Gave each of the kids one of these for Christmas and bought one for myself to use at the farm. This sucker will suck the skin off of you and best of all, you never have to worry with the cord. Love this thing!


----------



## GeorgiaGlockMan (Feb 19, 2021)

Looks handy.

The Milwaukee 18V tools are awesome. 

I need one of those.


----------



## Triple C (Feb 19, 2021)

Yep!  My first Milwaukee tool.  Definitely won't be my last.


----------



## GeorgiaGlockMan (Feb 19, 2021)

Compact Porta-band saw.


----------



## Big_Red (Apr 17, 2021)

I feel ashamed, but bought the chainsaw and leaf blower. Honestly, they‘ve both been great for my needs.


----------



## jiminbogart (Apr 17, 2021)

I didn't know thay made a back pack vac.

I've got a bunch of M18 stuff so I'm gonna get one of these.

edit: A quick look and it's $299 for the tool only. I'll have to put it on the wish list.


----------



## GAbuckhunter88 (Apr 17, 2021)

Big_Red said:


> I feel ashamed, but bought the chainsaw and leaf blower. Honestly, they‘ve both been great for my needs.
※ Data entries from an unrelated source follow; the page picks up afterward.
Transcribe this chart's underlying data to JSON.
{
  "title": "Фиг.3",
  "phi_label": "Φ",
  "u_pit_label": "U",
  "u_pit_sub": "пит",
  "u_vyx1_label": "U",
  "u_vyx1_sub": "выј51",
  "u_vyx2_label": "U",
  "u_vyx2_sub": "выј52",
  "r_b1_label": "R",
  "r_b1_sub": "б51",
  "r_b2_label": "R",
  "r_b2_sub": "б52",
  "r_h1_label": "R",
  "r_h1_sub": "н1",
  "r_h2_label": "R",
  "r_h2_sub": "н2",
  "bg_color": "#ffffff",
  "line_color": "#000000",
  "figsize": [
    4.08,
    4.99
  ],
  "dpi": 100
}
I saw that combo when in Dixie the other day and thought about picking it up. Electric chainsaw would be handy at the farm when riding around and need to cut a few quick things.


----------



## Triple C (Apr 18, 2021)

Used mine yesterday to detail the inside of my truck.  Been a while since it's been this clean.  Love this vac since getting it last December.


----------



## Ruger#3 (Apr 18, 2021)

Many of the cleaning companies that vacum out the aircraft are transitioning to this backpack. It beats the previous model backpacks used hands down.


----------



## Triple C (Apr 18, 2021)

They are not light.  Guessing weight is around 20 lbs strapped to your back or held by the handle.  But no issue.  I've go stained concrete floors at the hunting cabin.  For 10 years it was plug in the upright and try to keep from running over the cord.  Then unplug and replug in another location.  This thing is a breeze on concrete floors.


----------